LIBERTINES of Geneva, were a cabal of rakes rather than of fanatics; for they made no pretence to any religious system, but pleaded only for the liberty of leading voluptuous and immoral lives. This cabal was composed of a certain number of licentious citizens, intolerant of the severe discipline of Calvin, who punished with rigour not only dissolute manners, but also whatever bore the aspect of irreligion and impiety. In this turbulent cabal there were several persons who were not only notorious for their dissolute and scandalous manner of living, but also for their atheistical impiety, and contempt of all religion. To this odious class belonged one Gruet, who denied the divinity of the Christian religion, the immortality of the soul, and the difference between moral good and evil, and who rejected with disdain the doctrines that are held most sacred among Christians; impieties for which he was at last brought before the civil tribunal, in the year 1550, and condemned to suffer death. At this time the Genevan spirit of

reformation, directed by the excessive zeal of Calvin, tended to defeat itself, and to introduce the greatest disorders.
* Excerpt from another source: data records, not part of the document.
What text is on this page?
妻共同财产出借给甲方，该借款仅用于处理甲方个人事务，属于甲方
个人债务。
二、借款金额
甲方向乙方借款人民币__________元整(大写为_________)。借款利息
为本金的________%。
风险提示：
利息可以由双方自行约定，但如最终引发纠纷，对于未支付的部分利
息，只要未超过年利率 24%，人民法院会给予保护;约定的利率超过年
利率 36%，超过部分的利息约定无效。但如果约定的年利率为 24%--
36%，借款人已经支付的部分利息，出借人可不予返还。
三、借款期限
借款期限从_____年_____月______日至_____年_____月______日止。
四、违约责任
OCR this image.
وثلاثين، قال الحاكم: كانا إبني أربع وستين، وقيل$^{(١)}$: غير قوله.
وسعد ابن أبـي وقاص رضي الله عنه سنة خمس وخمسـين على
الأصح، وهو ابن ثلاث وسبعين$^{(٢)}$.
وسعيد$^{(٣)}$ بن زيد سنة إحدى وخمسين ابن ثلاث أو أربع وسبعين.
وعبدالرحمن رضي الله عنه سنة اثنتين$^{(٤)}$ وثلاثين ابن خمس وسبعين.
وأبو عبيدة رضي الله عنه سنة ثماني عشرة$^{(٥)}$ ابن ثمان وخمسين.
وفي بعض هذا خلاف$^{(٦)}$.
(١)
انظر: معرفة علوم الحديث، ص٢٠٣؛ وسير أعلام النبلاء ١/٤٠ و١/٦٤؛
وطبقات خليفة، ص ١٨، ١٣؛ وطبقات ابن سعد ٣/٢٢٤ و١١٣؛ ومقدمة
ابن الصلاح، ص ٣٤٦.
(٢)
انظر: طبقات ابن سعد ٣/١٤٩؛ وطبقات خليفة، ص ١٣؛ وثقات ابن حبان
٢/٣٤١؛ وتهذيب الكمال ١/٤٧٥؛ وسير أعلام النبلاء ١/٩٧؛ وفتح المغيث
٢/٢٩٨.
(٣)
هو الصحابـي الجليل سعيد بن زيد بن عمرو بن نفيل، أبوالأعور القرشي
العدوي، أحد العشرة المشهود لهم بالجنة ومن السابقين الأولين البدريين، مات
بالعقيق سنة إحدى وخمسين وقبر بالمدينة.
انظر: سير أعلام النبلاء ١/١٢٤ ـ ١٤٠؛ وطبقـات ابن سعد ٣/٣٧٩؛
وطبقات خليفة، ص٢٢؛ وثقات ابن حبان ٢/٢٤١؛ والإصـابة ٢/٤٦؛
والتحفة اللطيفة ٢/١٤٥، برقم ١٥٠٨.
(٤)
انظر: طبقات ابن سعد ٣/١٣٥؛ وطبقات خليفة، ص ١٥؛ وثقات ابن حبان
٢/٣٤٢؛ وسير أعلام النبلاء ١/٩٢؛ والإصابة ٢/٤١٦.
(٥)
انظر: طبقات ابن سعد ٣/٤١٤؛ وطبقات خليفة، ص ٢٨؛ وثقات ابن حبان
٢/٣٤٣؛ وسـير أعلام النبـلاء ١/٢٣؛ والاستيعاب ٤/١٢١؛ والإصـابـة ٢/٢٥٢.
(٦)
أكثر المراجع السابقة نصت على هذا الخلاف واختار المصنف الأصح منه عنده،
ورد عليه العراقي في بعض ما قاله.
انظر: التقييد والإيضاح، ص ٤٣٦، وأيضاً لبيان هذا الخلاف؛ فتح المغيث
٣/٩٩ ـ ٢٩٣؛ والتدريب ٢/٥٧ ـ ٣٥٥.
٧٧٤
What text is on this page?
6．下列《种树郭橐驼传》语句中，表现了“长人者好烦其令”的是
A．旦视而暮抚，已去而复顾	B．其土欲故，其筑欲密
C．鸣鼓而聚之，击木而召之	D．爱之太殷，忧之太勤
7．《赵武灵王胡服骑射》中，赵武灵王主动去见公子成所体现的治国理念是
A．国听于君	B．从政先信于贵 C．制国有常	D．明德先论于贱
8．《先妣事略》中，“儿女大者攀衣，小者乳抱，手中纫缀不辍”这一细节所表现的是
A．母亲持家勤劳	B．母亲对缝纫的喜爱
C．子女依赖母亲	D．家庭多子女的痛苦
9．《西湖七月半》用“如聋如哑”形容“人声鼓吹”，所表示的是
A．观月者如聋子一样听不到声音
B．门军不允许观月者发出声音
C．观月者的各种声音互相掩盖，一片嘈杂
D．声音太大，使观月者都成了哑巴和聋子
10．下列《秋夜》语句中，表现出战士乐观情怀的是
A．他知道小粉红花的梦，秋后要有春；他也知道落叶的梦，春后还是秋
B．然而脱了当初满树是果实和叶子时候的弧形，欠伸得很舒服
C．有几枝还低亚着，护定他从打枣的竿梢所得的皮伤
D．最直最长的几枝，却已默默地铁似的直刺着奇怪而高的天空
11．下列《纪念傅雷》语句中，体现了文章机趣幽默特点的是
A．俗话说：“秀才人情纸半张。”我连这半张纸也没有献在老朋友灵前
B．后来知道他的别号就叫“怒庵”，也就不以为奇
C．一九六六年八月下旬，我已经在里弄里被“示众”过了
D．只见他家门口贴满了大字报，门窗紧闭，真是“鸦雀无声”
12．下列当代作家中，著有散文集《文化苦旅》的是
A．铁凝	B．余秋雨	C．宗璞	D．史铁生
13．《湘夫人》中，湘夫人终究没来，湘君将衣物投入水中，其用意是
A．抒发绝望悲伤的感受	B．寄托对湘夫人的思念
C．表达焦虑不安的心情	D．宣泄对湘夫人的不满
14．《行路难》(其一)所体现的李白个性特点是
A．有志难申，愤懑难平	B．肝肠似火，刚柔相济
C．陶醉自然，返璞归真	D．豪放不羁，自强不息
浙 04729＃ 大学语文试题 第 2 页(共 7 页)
In 1544, Castalio, master of the public school of that city, a man of probity, and distinguished by his learning and taste, was, nevertheless, deposed from his office and banished the city, because he disapproved of some of the measures which were pursued, as well as of the opinions entertained by Calvin and his colleagues, particularly that of absolute and unconditional predestination. Jerome Bolsec, also a man of genius and learning, who became a convert to the Protestant religion, and fled to Geneva for protection, was cast into prison, and soon afterwards driven into exile, because, in 1551, he imprudently declaimed, in full congregation, against the doctrine of absolute decrees.